If the integration of energy markets is to be credible, the necessary European funding must be allocated. In this respect, the discussions on the future Multiannual Financial Framework (MFF) and the Connecting Europe Facility (CEF) will serve as a litmus test of the Commission’s credibility and willingness to really focus on these issues. At the same time, the investment policy will have to be backed up by a greater emphasis on planning network infrastructures on a European scale, whether in terms of optimising routes, managing bottlenecks and congestion, or taking account of the challenges of securing supplies and the resilience of the energy system. Only if these two criteria are met will it be possible to give full substance to the integrating ambition outlined in the Letta report and create the conditions for greater social acceptability. Failing this, there is a risk that Member States will continue to engage in deadly internal competition in order to reduce energy prices – at the risk of doing so artificially via subsidies – in an attempt to be more attractive than the other Member States.

Highlighted in a dedicated action plan, the issue of energy prices remains the Commission’s main priority in the short term. Resolving the existing price differential in the face of international competition, which is proving to be structural, will nevertheless not be possible in the very short term. In this respect, the Commission’s stated commitment to lowering prices for European businesses and consumers may be questionable given the scope of the initiative. By seeking to reduce prices for consumers and businesses, it runs the risk of simply raising expectations that are difficult to achieve. In view of the limited room for maneuver available – whether economic or political – we recommend that the European doctrine on lowering energy prices be updated to refocus on the most vulnerable citizens and companies that are in a position to put in place decarbonisation plans based, in particular, on the electrification of their business model. In doing so, the Commission’s forthcoming recommendations to Member States on network and system costs, taxes and levies, and supply costs will have to prioritise these stakeholders in the interests of efficient spending and social justice. Nor can they, as is currently the case, overlook the modernisation of competition policy and the harmonisation of tax rates, two areas that are essential if a genuine European industrial policy is to be developed.

In conclusion, if the Commission really intends to complete the integration of its internal energy market, it will have to go beyond simply making the 27 Member States responsible, which up to now has consisted of pointing out that “the correct application of the rules of the single market is a shared responsibility“.[9] It will have to use all the legal tools at its disposal to ensure diligent implementation of the internal market rules.
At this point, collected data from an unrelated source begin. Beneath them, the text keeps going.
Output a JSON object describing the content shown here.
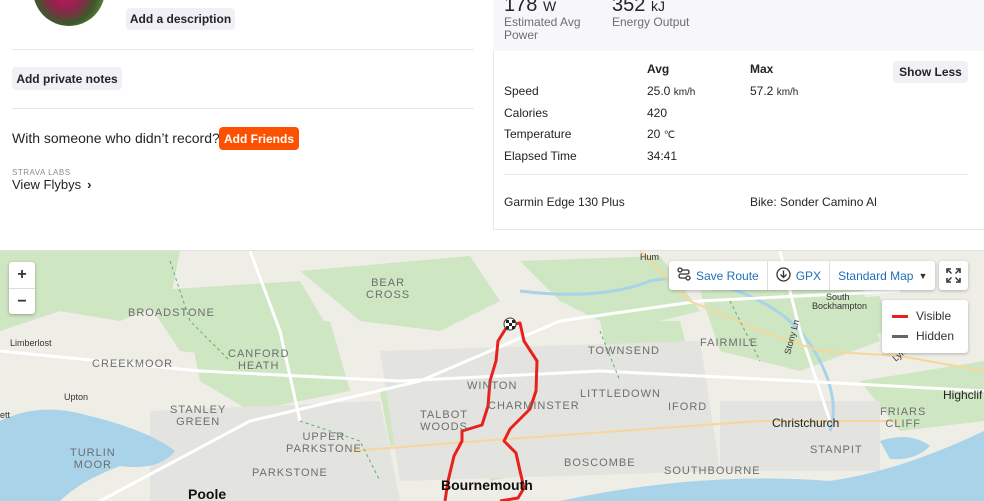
{
  "profile": {
    "add_description": "Add a description",
    "add_private_notes": "Add private notes",
    "with_someone": "With someone who didn’t record?",
    "add_friends": "Add Friends",
    "labs_label": "STRAVA LABS",
    "view_flybys": "View Flybys"
  },
  "summary": {
    "power_value": "178",
    "power_unit": "W",
    "power_label_1": "Estimated Avg",
    "power_label_2": "Power",
    "energy_value": "352",
    "energy_unit": "kJ",
    "energy_label": "Energy Output"
  },
  "stats": {
    "col_avg": "Avg",
    "col_max": "Max",
    "show_less": "Show Less",
    "rows": [
      {
        "label": "Speed",
        "avg": "25.0",
        "avg_unit": "km/h",
        "max": "57.2",
        "max_unit": "km/h"
      },
      {
        "label": "Calories",
        "avg": "420",
        "avg_unit": "",
        "max": "",
        "max_unit": ""
      },
      {
        "label": "Temperature",
        "avg": "20",
        "avg_unit": "℃",
        "max": "",
        "max_unit": ""
      },
      {
        "label": "Elapsed Time",
        "avg": "34:41",
        "avg_unit": "",
        "max": "",
        "max_unit": ""
      }
    ],
    "device": "Garmin Edge 130 Plus",
    "bike": "Bike: Sonder Camino Al"
  },
  "map": {
    "zoom_in": "+",
    "zoom_out": "−",
    "save_route": "Save Route",
    "gpx": "GPX",
    "map_type": "Standard Map",
    "legend_visible": "Visible",
    "legend_hidden": "Hidden",
    "colors": {
      "route": "#e8211d",
      "hidden": "#666666",
      "water": "#a9d3e9",
      "green": "#cde5c0",
      "accent": "#fc5200",
      "link": "#1f6fb6"
    },
    "places": {
      "hum": "Hum",
      "bear": "BEAR",
      "cross": "CROSS",
      "south": "South",
      "bockhampton": "Bockhampton",
      "broadstone": "BROADSTONE",
      "limberlost": "Limberlost",
      "creekmoor": "CREEKMOOR",
      "canford": "CANFORD",
      "heath": "HEATH",
      "townsend": "TOWNSEND",
      "fairmile": "FAIRMILE",
      "stony_ln": "Stony Ln",
      "lyn": "Lyn",
      "upton": "Upton",
      "winton": "WINTON",
      "littledown": "LITTLEDOWN",
      "highcliffe": "Highclif",
      "stanley": "STANLEY",
      "green": "GREEN",
      "charminster": "CHARMINSTER",
      "iford": "IFORD",
      "christchurch": "Christchurch",
      "friars": "FRIARS",
      "cliff": "CLIFF",
      "ett": "ett",
      "talbot": "TALBOT",
      "woods": "WOODS",
      "upper": "UPPER",
      "parkstone": "PARKSTONE",
      "turlin": "TURLIN",
      "moor": "MOOR",
      "boscombe": "BOSCOMBE",
      "stanpit": "STANPIT",
      "parkstone2": "PARKSTONE",
      "southbourne": "SOUTHBOURNE",
      "poole": "Poole",
      "bournemouth": "Bournemouth"
    }
  }
}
By refusing to penalise States that fail to apply the rules of the single market, it is undermining its leadership and ultimately contributing to the fragmentation of its market.

[1] Letta, E. “ Much more than a market “, April 2024.

[2] Council of the European Union, “Conclusions“, 4 February 2011.

[3] Nguyen, P-V., Pellerin-Carlin, T. “Flambée des prix de l’énergie en Europe“, Institut Jacques Delors, 6 October 2021.

[4] Letta, E. “Trump has handed Europe a chance to shape its own future“, Financial Times, 22 June 2025.

[5] Eisl, A. & Nguyen, P.-V. ” La compétitivité, boussole européenne pour faire face à la tempête climatique?“, Infographie, Institut Jacques Delors, February 2025.

[6] Letta, E. “ Much more than a market “, April 2024, page 130.

[7] Statement by President von der Leyen on the EU’s competitiveness compass, 29 January 2025.

[8] See footnote 22 of the Competitiveness Compass.

[9] See the strategy to make the internal market simpler, more homogeneous and more solid.